Teacher Takes Her Low Evaluation to Court...and Wins
From the Washington Post's The Answer Sheet via Carol Burris, the executive director of the Network for Public Education, a nonprofit advocacy group.
Sheri Lederman, the beloved fourth-grade teacher from Great Neck, New York, was victorious in her battle to have her 2013-14 VAM score of “ineffective” rating vacated and set aside by the Supreme Court of New York State. Justice Roger D. McDonough, who heard the case, recognized that score for what it was — “arbitrary” and “capricious.”

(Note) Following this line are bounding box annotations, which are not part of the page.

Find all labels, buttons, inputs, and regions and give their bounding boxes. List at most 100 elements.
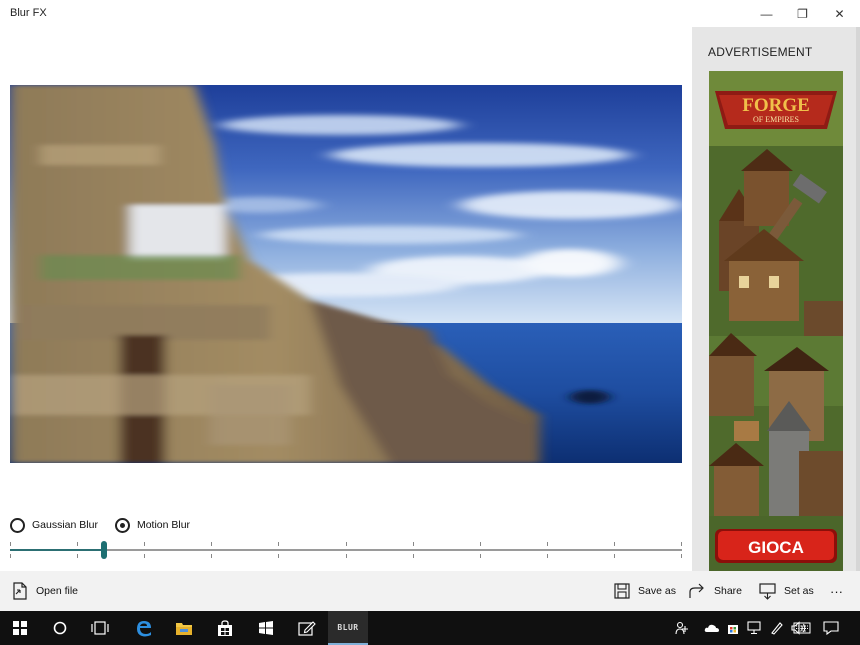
blurred-photo-preview — [10, 85, 682, 463]
slider-tick — [211, 542, 212, 546]
ad-brand-subtitle: OF EMPIRES — [753, 115, 799, 124]
blur-type-radio-group: Gaussian Blur Motion Blur — [10, 515, 207, 535]
slider-thumb[interactable] — [101, 541, 108, 559]
cortana-icon — [53, 621, 67, 635]
gaussian-blur-label: Gaussian Blur — [32, 519, 98, 531]
open-file-icon — [10, 581, 30, 601]
motion-blur-radio[interactable]: Motion Blur — [114, 517, 191, 533]
edit-app-button[interactable] — [287, 611, 327, 645]
store-badge-button[interactable] — [722, 611, 744, 645]
save-as-label: Save as — [638, 585, 676, 597]
action-center-button[interactable] — [820, 611, 842, 645]
slider-tick — [480, 554, 481, 558]
taskbar: BLUR — [0, 611, 860, 645]
store-button[interactable] — [205, 611, 245, 645]
open-file-label: Open file — [36, 585, 79, 597]
slider-tick — [413, 542, 414, 546]
onedrive-icon — [704, 624, 719, 632]
set-as-icon — [758, 581, 778, 601]
network-button[interactable] — [744, 611, 766, 645]
slider-track[interactable] — [10, 549, 682, 551]
edge-button[interactable] — [124, 611, 164, 645]
blur-fx-taskbar-button[interactable]: BLUR — [328, 611, 368, 645]
store-icon — [218, 619, 232, 636]
task-view-button[interactable] — [80, 611, 120, 645]
windows-icon — [259, 621, 273, 635]
pen-workspace-button[interactable] — [766, 611, 788, 645]
ad-panel-scrollbar[interactable] — [856, 27, 860, 571]
set-as-button[interactable]: Set as — [758, 571, 814, 611]
slider-tick — [10, 542, 11, 546]
windows-start-button[interactable] — [0, 611, 40, 645]
gaussian-blur-radio-circle[interactable] — [10, 517, 25, 533]
advertisement-label: ADVERTISEMENT — [708, 45, 813, 59]
blur-fx-app-icon: BLUR — [337, 622, 359, 632]
slider-tick — [278, 554, 279, 558]
share-label: Share — [714, 585, 743, 597]
network-icon — [747, 621, 761, 635]
blur-intensity-slider[interactable] — [10, 536, 682, 564]
cortana-button[interactable] — [40, 611, 80, 645]
minimize-icon: — — [760, 6, 773, 21]
close-button[interactable]: ✕ — [821, 0, 858, 27]
motion-blur-label: Motion Blur — [136, 519, 191, 531]
slider-tick — [614, 554, 615, 558]
slider-tick — [614, 542, 615, 546]
slider-tick — [144, 554, 145, 558]
save-as-button[interactable]: Save as — [612, 571, 676, 611]
photo-image — [10, 85, 682, 463]
people-icon — [675, 621, 688, 635]
people-button[interactable] — [671, 611, 693, 645]
command-bar: Open file Save as Share Set as ··· — [0, 571, 860, 611]
slider-tick — [211, 554, 212, 558]
ad-cta-button: GIOCA — [748, 538, 804, 557]
touch-keyboard-button[interactable] — [790, 611, 814, 645]
slider-tick — [77, 554, 78, 558]
motion-blur-radio-circle[interactable] — [114, 517, 130, 533]
slider-tick — [547, 542, 548, 546]
pen-icon — [771, 622, 783, 635]
share-button[interactable]: Share — [688, 571, 742, 611]
title-bar: Blur FX — ❐ ✕ — [0, 0, 860, 27]
editor-area: Gaussian Blur Motion Blur — [0, 27, 692, 571]
windows-tile-button[interactable] — [246, 611, 286, 645]
more-options-icon: ··· — [830, 583, 843, 599]
slider-tick — [681, 554, 682, 558]
set-as-label: Set as — [784, 585, 814, 597]
slider-tick — [547, 554, 548, 558]
keyboard-icon — [793, 622, 811, 634]
action-center-icon — [823, 621, 839, 635]
slider-tick — [480, 542, 481, 546]
ad-banner-image: FORGE OF EMPIRES GIOCA — [709, 71, 843, 571]
slider-tick — [346, 542, 347, 546]
save-icon — [612, 581, 632, 601]
close-icon: ✕ — [834, 6, 845, 21]
share-icon — [688, 581, 708, 601]
edge-icon — [137, 621, 151, 637]
ad-brand-title: FORGE — [742, 95, 810, 116]
slider-tick — [413, 554, 414, 558]
edit-icon — [298, 621, 316, 636]
minimize-button[interactable]: — — [748, 0, 785, 27]
slider-tick — [144, 542, 145, 546]
ad-panel: ADVERTISEMENT FORGE OF EMPIRES GIOCA — [692, 27, 860, 571]
onedrive-button[interactable] — [701, 611, 723, 645]
slider-tick — [346, 554, 347, 558]
maximize-button[interactable]: ❐ — [784, 0, 821, 27]
slider-tick — [278, 542, 279, 546]
open-file-button[interactable]: Open file — [10, 571, 78, 611]
more-options-button[interactable]: ··· — [830, 571, 843, 611]
slider-fill — [10, 549, 105, 551]
task-view-icon — [91, 621, 109, 635]
restore-icon: ❐ — [797, 6, 808, 21]
slider-tick — [10, 554, 11, 558]
gaussian-blur-radio[interactable]: Gaussian Blur — [10, 517, 98, 533]
file-explorer-button[interactable] — [164, 611, 204, 645]
store-badge-icon — [728, 625, 738, 634]
window-title: Blur FX — [10, 7, 47, 19]
file-explorer-icon — [176, 623, 192, 635]
windows-start-icon — [13, 621, 27, 635]
slider-tick — [681, 542, 682, 546]
ad-banner[interactable]: FORGE OF EMPIRES GIOCA — [709, 71, 843, 571]
slider-tick — [77, 542, 78, 546]
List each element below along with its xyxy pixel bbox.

In his ruling, McDonough cited affidavits submitted by Linda Darling Hammond of Stanford University, Aaron Pallas of Columbia University, Audrey Amrien-Beardsley of Arizona State University, Sean Corcoran of New York University, Jesse Rothstein of University of California at Berkeley, clinical school psychologist Brad Lindell, and me. Each of us used research and data to demonstrate that the VAM system was indeed arbitrary and capricious, and therefore an abuse of discretion by the New York State Education Department. In his ruling, the judge characterized that evidence as “overwhelming.”
The defendant was John B. King, the former New York State education commissioner and present U.S. Department of Education Secretary, who did not appear in court to defend the system he commissioned and defended as valid, reliable and fair when he was working in New York.
Comments
-- Dan Dempsey
If he had the option of showing up and didn't that speaks volumes about the utter lack of character that most of these corporate education shills have.
Obama certainly fumbled twice when he selected Secretary of Education.
-- Dan Dempsey
Somebody forgot the maxim, garbage-in, garbage-out.